01 octobre 2008
NON A LA PRIVATISATION DE LA POSTE !!!
Postiers, usagers, signez la pétition en ligne
24 septembre 2008
40% de grévistes à La Poste
40% de grévistes.
Un désaveu pour le président Bailly.
Le gouvernement doit retirer le projet de privatisation.
Près de 40% de postières et postiers étaient en grève ce 23 septembre 2008, malgré les pressions exercées par la direction de La Poste, notamment envers les cadres. Il faut remonter très loin pour trouver une grève aussi importante. Aujourd’hui beaucoup de centres postaux étaient en grève majoritaire.
Ce chiffre sonne comme un désaveu pour le président Bailly. Les postières et postiers ne sont pas dupes de ce que représentera l’ouverture du capital, c’est-à-dire une privatisation avec tous ses effets néfastes pour le personnel, les usagers et le service public. Mais c’est aussi un message très clair pour le gouvernement qui manœuvre avec la mise en place de sa commission pour éviter d’entendre l’opinion publique qui refuse la privatisation.
La fédération SUD PTT renouvelle son exigence de retrait de tout projet de privatisation, de la mise en place d’un débat public et d’un référendum pour le service public postal.
Paris le 23 septembre 2008
Apres, ce premier succès la mobilisation continue :
En lien ICI le communiqué des 5 fédérations syndicales.

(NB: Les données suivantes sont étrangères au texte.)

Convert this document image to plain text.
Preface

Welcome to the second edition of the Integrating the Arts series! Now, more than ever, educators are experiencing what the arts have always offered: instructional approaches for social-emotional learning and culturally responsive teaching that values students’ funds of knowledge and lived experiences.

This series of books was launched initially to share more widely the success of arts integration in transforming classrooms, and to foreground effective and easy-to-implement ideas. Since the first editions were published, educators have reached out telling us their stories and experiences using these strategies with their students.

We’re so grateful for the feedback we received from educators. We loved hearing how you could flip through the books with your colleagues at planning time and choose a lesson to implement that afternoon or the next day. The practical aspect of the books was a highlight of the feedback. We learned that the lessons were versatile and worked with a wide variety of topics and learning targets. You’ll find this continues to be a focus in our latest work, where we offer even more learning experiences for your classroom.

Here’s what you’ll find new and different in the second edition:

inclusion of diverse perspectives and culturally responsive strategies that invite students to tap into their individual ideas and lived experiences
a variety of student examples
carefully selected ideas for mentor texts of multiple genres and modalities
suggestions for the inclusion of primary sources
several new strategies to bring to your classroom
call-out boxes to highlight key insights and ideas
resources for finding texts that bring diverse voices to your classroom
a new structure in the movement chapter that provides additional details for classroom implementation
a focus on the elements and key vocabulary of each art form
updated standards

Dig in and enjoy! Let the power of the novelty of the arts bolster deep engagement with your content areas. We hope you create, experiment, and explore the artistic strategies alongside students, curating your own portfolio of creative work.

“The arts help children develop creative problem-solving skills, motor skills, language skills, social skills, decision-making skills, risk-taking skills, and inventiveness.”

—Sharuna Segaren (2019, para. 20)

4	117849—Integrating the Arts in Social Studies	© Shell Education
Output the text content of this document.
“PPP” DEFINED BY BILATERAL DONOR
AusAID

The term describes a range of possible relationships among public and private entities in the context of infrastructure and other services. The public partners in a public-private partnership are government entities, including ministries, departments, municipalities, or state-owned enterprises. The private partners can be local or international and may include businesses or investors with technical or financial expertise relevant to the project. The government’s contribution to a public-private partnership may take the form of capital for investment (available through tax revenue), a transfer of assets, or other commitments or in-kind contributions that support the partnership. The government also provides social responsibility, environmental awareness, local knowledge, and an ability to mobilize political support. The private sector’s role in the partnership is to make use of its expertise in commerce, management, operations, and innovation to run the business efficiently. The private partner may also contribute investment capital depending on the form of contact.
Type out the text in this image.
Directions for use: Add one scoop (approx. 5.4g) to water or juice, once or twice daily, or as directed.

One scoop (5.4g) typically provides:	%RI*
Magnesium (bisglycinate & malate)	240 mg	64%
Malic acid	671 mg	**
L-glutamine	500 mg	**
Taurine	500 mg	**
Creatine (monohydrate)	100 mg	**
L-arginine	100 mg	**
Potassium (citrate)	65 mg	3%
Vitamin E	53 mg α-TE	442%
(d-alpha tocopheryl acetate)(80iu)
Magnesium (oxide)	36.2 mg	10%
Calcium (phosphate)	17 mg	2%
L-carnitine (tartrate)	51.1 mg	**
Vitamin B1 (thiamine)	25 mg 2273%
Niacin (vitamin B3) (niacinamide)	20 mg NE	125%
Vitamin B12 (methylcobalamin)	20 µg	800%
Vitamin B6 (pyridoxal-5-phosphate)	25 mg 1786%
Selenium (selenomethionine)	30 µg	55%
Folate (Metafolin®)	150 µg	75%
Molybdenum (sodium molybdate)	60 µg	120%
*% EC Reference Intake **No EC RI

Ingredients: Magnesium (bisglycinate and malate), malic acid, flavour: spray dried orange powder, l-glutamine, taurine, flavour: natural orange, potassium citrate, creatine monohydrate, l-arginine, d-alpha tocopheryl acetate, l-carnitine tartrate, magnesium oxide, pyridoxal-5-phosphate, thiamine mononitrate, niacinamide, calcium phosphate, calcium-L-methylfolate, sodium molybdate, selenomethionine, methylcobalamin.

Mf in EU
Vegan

La pétition en ligne est toujours d’actualité : pas touche à La Poste Signez ici
Un dossier argumentaire pour répondre aux privatiseurs
19 septembre 2008
Lancement du comité national de mobilisation contre la privatisation de la Poste
37 organisations syndicales, politiques et associatives affirment que le service public postal appartient à tous les citoyens, c’est pourquoi elles demandent l’organisation d’un vrai débat public permettant l’implication des citoyens. Ils doivent pouvoir décider de l’avenir de La Poste par un référendum.
Le projet de transformation de La Poste en société anonyme semblait, aux yeux de ses promoteurs, couler de source et ne rencontrer aucun obstacle. On constate aujourd’hui que la mobilisation des salariés, de leurs syndicats, de nombreux partis politiques, d’associations et de médias a déclenché un mouvement d’opinion grippant un plan de communication trop bien huilé.
La création du Comité national de mobilisation est l’expression de ce mouvement d’opinion. Dès lors, l’annonce par l’Elysée de la mise en place d’une commission « ad hoc » peut être interprétée comme une mise entre parenthèses provisoire du dogmatisme libéral affiché depuis des semaines. En tout état de cause, cette commission ne saurait répondre à elle seule aux problèmes posés ni indiquer la voie à suivre pour La Poste. Il n’échappera non plus à personne qu’il s’agit d’une opération visant à calmer le jeu et canaliser le mécontentement. Le fait que ses travaux doivent se conclure le 30 novembre en limite déjà l’ambition.
C’est un alibi, un sas de décompression et de diversion. Quant à l’efficacité de ce type de démarche, chacun sait que quelle que soit la qualité du travail fourni, rien n’oblige un gouvernement à suivre à la lettre les préconisations établies.
Le pouvoir ne renonce pas à la privatisation de La Poste.
Enfin, le Comité national constate que c’est à la veille de sa conférence de presse inaugurale que l’Elysée allume son contre-feu. L’appel du Comité national doit plus que jamais être relayé au plus près des usagers et des citoyens. Cette réaction défensive conforte les postiers à se mobiliser encore davantage par la grève le 23 septembre.